Rating
How a score is calculated
Every clause produces a verdict and a 0–4 ordinal score. Per-regulation averages roll up; the overall score is the mean across in-scope numeric verdicts.
1 — Per-clause rule scoring
Each clause in the regulation YAML pack defines a list of named deterministic rules with weights:
checker:
deterministic:
- rule: structured_logging_imported
weight: 0.3
- rule: logging_at_tool_call_boundaries
weight: 0.5
- rule: logging_persistent_sink
weight: 0.2Each named rule (implemented in src/pipeline/checkers/rules.ts) takes the RECON signals + file inventory + worktree and returns a score in [0, 1] plus evidence records.
The clause’s raw score is the weight-normalised sum:
rawScore = Σ(rule.weight × rule.score) / Σ(rule.weight)
2 — Raw → ordinal mapping
Raw scores map to a 0–4 ordinal scale. Same scale across every regulation, so per-clause results are comparable.

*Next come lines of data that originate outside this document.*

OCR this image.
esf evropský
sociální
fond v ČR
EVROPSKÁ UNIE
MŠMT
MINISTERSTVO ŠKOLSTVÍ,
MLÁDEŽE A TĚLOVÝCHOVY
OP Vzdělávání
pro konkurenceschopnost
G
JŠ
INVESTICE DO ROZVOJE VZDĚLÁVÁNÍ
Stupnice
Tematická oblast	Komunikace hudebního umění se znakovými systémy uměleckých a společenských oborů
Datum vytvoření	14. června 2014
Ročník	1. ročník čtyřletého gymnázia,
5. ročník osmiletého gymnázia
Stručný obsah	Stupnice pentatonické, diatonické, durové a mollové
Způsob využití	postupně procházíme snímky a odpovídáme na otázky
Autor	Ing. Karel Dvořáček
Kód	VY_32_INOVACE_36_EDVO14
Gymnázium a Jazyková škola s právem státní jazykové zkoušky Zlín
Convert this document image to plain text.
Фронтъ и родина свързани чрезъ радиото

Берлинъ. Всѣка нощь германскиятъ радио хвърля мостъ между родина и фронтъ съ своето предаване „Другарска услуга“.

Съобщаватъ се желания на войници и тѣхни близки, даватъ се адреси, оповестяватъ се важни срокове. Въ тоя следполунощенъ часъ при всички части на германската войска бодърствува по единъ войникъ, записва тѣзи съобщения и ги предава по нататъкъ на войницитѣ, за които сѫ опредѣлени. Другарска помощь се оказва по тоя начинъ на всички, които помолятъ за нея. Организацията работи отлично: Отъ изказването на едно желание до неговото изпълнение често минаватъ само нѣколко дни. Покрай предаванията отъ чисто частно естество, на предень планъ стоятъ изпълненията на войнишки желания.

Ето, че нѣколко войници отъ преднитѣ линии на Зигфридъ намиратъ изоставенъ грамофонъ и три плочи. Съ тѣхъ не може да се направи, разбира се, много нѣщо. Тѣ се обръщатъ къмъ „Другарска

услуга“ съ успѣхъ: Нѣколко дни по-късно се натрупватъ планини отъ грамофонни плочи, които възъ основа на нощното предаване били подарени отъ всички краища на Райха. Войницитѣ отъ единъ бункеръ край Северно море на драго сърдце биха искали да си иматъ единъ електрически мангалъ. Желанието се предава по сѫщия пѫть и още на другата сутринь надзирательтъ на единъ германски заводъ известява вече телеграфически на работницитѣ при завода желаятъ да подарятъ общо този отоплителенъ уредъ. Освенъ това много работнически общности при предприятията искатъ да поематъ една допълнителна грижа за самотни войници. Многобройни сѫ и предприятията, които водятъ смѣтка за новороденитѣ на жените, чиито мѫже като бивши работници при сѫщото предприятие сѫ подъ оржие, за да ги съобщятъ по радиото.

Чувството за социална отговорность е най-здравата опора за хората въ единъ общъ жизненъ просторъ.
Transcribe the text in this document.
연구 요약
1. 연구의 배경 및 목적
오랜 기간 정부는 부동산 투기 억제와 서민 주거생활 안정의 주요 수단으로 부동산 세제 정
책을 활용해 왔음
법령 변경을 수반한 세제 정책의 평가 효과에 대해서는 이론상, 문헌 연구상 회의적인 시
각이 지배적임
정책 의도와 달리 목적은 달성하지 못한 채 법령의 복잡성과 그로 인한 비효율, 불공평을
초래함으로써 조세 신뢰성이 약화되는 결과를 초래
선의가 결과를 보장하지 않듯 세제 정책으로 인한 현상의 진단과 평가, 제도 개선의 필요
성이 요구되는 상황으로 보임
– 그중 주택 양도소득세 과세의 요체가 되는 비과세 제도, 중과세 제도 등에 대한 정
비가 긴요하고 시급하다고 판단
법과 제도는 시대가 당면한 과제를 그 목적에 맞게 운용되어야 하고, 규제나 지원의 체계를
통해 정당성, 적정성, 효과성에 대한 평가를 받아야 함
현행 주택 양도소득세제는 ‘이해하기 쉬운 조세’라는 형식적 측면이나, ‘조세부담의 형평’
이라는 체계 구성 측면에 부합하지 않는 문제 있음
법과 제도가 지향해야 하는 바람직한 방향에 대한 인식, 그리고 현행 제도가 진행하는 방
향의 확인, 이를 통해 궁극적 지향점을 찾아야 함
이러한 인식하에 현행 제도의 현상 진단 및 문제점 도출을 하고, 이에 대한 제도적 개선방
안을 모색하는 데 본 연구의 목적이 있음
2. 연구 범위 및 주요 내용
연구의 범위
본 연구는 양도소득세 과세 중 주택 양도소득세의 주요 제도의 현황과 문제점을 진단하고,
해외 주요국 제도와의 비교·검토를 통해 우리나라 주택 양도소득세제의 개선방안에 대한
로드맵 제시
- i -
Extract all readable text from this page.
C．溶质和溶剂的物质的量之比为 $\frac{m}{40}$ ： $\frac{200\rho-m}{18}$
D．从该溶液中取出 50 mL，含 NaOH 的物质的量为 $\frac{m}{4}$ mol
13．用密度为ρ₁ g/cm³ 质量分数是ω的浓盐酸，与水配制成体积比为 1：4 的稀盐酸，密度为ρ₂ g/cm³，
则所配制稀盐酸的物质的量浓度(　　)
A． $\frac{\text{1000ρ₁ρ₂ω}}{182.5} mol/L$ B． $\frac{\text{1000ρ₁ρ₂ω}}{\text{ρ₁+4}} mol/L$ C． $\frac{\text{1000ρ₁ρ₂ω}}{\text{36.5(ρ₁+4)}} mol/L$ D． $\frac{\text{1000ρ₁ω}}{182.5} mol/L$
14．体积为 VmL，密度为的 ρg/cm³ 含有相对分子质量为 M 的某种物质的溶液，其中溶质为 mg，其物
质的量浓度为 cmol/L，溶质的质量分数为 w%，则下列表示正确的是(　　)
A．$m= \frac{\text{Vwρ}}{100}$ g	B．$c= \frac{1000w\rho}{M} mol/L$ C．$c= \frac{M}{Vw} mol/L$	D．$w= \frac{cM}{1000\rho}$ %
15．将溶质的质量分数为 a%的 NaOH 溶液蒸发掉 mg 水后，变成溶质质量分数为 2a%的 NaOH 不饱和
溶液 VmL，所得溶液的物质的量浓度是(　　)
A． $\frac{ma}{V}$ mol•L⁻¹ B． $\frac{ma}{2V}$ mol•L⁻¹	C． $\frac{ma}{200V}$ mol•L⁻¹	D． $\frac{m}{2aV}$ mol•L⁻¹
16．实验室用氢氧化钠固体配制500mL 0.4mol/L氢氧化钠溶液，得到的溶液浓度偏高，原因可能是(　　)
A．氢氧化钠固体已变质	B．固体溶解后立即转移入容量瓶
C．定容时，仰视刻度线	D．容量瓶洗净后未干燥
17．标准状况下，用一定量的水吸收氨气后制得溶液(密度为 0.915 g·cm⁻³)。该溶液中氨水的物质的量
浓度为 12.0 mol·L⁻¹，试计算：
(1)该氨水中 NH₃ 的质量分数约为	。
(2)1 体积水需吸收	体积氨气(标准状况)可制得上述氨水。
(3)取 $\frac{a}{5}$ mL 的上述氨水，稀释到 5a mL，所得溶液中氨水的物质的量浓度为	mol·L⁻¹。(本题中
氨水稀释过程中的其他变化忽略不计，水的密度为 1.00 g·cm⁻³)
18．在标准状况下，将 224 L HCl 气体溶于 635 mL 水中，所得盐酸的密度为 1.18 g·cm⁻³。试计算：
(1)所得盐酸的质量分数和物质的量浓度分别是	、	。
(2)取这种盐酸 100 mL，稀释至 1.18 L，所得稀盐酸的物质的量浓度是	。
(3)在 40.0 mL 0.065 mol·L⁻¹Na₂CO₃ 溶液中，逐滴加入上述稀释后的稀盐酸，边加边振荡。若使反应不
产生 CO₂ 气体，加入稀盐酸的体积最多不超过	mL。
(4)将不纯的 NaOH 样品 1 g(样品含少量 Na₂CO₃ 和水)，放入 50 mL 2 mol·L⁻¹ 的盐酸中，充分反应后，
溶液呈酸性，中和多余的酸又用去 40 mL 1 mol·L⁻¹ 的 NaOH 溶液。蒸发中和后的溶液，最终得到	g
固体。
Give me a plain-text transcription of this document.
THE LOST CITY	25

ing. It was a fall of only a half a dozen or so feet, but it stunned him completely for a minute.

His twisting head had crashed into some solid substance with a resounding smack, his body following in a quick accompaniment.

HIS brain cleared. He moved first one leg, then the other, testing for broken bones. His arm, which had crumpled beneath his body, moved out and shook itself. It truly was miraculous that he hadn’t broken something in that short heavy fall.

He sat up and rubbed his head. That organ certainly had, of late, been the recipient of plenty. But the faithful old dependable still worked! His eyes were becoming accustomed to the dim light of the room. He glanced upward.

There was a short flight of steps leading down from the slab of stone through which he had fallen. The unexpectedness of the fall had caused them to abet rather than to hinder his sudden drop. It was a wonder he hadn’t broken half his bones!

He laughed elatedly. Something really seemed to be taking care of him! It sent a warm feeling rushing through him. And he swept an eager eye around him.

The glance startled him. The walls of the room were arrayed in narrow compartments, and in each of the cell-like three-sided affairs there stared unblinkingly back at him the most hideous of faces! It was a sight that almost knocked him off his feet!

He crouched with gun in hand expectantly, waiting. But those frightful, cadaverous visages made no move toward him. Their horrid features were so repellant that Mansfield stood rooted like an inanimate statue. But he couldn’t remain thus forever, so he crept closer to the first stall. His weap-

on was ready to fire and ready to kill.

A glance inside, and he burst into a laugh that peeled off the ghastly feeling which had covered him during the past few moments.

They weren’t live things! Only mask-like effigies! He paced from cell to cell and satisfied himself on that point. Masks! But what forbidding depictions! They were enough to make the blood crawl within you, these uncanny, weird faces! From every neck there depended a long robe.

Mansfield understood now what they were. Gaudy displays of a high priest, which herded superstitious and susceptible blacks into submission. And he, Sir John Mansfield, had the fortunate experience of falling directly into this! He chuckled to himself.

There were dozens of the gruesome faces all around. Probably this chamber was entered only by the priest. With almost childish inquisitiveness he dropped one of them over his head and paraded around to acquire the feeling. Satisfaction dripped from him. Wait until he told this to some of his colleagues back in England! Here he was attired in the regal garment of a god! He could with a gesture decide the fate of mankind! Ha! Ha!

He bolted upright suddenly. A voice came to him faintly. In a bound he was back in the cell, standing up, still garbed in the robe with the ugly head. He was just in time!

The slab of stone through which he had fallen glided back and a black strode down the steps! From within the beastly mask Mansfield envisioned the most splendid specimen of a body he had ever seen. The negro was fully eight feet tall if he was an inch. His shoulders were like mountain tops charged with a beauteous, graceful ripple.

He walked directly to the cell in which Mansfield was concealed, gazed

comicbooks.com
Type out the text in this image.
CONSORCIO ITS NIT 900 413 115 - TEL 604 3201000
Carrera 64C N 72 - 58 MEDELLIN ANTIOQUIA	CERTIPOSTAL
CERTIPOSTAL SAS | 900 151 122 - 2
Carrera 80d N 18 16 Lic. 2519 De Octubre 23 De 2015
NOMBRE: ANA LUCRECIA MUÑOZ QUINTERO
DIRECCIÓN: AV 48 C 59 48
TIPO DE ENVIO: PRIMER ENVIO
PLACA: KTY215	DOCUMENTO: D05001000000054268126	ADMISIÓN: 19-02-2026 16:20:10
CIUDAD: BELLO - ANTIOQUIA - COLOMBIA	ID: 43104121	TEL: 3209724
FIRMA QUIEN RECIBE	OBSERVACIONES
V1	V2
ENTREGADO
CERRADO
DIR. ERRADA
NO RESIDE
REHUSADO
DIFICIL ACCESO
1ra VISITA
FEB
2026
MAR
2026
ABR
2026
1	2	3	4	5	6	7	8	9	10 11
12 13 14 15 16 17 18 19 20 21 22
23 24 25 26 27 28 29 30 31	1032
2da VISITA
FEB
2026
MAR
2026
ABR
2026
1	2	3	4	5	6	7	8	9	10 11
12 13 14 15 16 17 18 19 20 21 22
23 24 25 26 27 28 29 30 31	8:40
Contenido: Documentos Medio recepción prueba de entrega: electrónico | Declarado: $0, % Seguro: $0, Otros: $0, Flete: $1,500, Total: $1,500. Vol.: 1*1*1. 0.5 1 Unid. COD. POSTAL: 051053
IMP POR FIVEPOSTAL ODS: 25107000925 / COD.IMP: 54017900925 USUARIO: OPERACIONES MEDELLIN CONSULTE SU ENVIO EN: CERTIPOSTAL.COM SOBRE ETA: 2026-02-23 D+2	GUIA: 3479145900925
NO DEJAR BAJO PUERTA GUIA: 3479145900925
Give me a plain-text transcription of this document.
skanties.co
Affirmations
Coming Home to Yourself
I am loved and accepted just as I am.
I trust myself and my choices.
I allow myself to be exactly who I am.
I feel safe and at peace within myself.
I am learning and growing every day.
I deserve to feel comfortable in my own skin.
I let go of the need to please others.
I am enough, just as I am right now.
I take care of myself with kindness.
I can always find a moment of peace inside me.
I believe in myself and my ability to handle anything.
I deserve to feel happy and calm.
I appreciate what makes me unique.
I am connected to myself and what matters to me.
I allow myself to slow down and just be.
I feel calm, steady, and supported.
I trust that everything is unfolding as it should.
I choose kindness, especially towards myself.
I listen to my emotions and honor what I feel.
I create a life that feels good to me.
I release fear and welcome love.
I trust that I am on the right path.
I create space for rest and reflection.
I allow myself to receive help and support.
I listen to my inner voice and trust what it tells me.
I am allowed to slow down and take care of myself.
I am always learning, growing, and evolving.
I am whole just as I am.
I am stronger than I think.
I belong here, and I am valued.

| Raw range | Ordinal | Verdict | Meaning |
|---|---|---|---|
| ≥ 0.85 | 4 | pass | Strong evidence the clause is met |
| 0.65–0.85 | 3 | pass | Adequate evidence; minor gaps |
| 0.40–0.65 | 2 | partial | Some controls present, incomplete |
| 0.15–0.40 | 1 | fail | Inadequate; significant gaps |
| < 0.15 | 0 | fail | Absent; no evidence found |
3 — Polarity (the Article 5 trick)
Most clauses are positive: more evidence of the control = better. But prohibition clauses like Article 5 (subliminal techniques, predictive policing solely from profiling, untargeted facial scraping, …) are negative: any evidence of the prohibited practice = violation. The pipeline detects these via the score_mapping.pass_default field on the clause and inverts the ordinal mapping:
- Raw
0.00(no signal at all) → ordinal 4 · pass (no prohibited practice detected). - Raw
1.00(signal everywhere) → ordinal 0 · fail (clear violation evidence).
This is why a stock LangChain app correctly passes Art 5(1)(a) “subliminal techniques” — the prompt-pattern detector finds no dark-pattern phrasings, so raw → 0 → pass.
4 — Per-regulation + overall aggregation
- Per-regulation score = arithmetic mean of ordinal scores across that regulation’s in-scope clauses (excludes n/a + external).
- Overall score = arithmetic mean across all in-scope numeric verdicts (treats every clause equally, no inter-regulation weighting in V0).
5 — Special verdicts
- n/a— clause exists but isn’t in scope for this risk classification (e.g. Art 12 logging requires high-risk; on a minimal-risk agent, it’s n/a).
- external — clause is classified as not auditable from code alone (e.g. real-time biometric ID in public spaces: deployment context required). Surfaced to the human reviewer separately.
6 — Future: LLM-judge fallback
For clauses whose raw score lands in the ambiguous band [0.3, 0.7], V1 will invoke an LLM judge with the clause text plus the relevant code chunks. The judge produces an independent verdict; disagreement with the deterministic result downgrades the verdict to partial with a note. The hook is structurally present in the pipeline; the call is stubbed in V0.